Convinced that scaling was achievable, work commenced on turning little experiments into a production system capable of describing networks of neural networks, generating them into instances on multi-server simulators, and simulating them in real-time, with fidelity very close to the level at which we commonly understand neurons. With the release of our Sentience Engine V5.0, we optimized performance, and large scale networks have been described using our SOMA brain description language, generated on multiblade server farms, and simulated in real time.
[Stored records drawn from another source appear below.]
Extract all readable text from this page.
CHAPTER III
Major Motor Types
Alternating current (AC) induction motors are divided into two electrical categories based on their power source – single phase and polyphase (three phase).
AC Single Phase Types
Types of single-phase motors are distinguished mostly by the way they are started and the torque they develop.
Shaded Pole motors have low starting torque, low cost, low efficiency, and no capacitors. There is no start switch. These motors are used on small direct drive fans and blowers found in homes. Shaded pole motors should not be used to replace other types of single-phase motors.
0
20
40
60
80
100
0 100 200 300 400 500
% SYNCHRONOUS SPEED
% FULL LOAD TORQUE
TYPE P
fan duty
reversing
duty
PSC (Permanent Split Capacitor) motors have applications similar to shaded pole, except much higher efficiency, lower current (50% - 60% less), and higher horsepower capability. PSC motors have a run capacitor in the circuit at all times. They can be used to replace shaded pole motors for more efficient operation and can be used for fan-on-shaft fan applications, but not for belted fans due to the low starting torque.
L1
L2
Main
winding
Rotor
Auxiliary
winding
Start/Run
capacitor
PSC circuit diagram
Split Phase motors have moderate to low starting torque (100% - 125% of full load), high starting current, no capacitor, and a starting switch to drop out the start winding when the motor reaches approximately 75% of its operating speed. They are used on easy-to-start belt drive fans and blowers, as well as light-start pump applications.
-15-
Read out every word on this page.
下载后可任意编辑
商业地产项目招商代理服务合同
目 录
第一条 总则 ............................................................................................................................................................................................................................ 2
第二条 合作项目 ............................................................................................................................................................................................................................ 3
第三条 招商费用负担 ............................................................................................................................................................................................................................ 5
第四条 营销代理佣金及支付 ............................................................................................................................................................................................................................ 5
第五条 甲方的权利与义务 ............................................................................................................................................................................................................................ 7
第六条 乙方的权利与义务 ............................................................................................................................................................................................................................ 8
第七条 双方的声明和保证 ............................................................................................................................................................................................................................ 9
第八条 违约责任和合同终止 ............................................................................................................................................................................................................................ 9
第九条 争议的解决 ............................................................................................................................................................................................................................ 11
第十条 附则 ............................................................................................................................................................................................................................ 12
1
NeuroSynthetica's Synthetic Sentience (SS) can be thought of as a dynamic form of ML; it employs a network of neural networks, some of which may have varying types and strengths of plasticity algorithms. It is trained by streaming spatially-encoded inputs into neural subnets, which communicate with other neural subnets having other inputs fed into them. Outputs are controlled by other neural subnets, which also feed back the signals they send to a robot body's actuators into other neural subnets. This feedback creates oscillating patterns on a large scale across the whole network. At the neural subnet level, plasticity dynamically adjusts link strengths and timing to create reactance to inputs; these subnets resonate when stimulated, and fall into patterns which represent what is occuring in the environment. The resonance is exhibited as dynamic patterns of data, echoing in dozens of networks simultaneously. The system doesn't work in an unclocked environment-- it is inherently driven by time, and uses patterns of neural activity to model the world.

What's Next?

Conway's Game of Life was the inspiration for an idea that helped to understand that dynamic representation will be an important part of real-time AGI (not the AGI of infinitely-wise chatbots and picture creators, but the AGI of robots that can navigate the ever-changing real world with a real-world physical body.) What's next is to create prototype robots that have the potential to exhibit behavior (such as coordinated limb movement during locomotion, or manipulation of the environment, or even learned utterance of mimicked (learned) language. Although all the Maker Faires and robotics clubs make this seem easy, in fact, it is the hard part. I spent the better part of 2022 working on a prototype robotic dog inspired by Boston Dynamics' Spot robot (a model of mechanical engineering excellence), only on a much more primitive scale, so that coordinated limb motion could be investigated. It is an extremely exciting time to be working in the fields of Computer Science, Robotics, and AI, and such a privilege to be able to work on something that touches all these areas.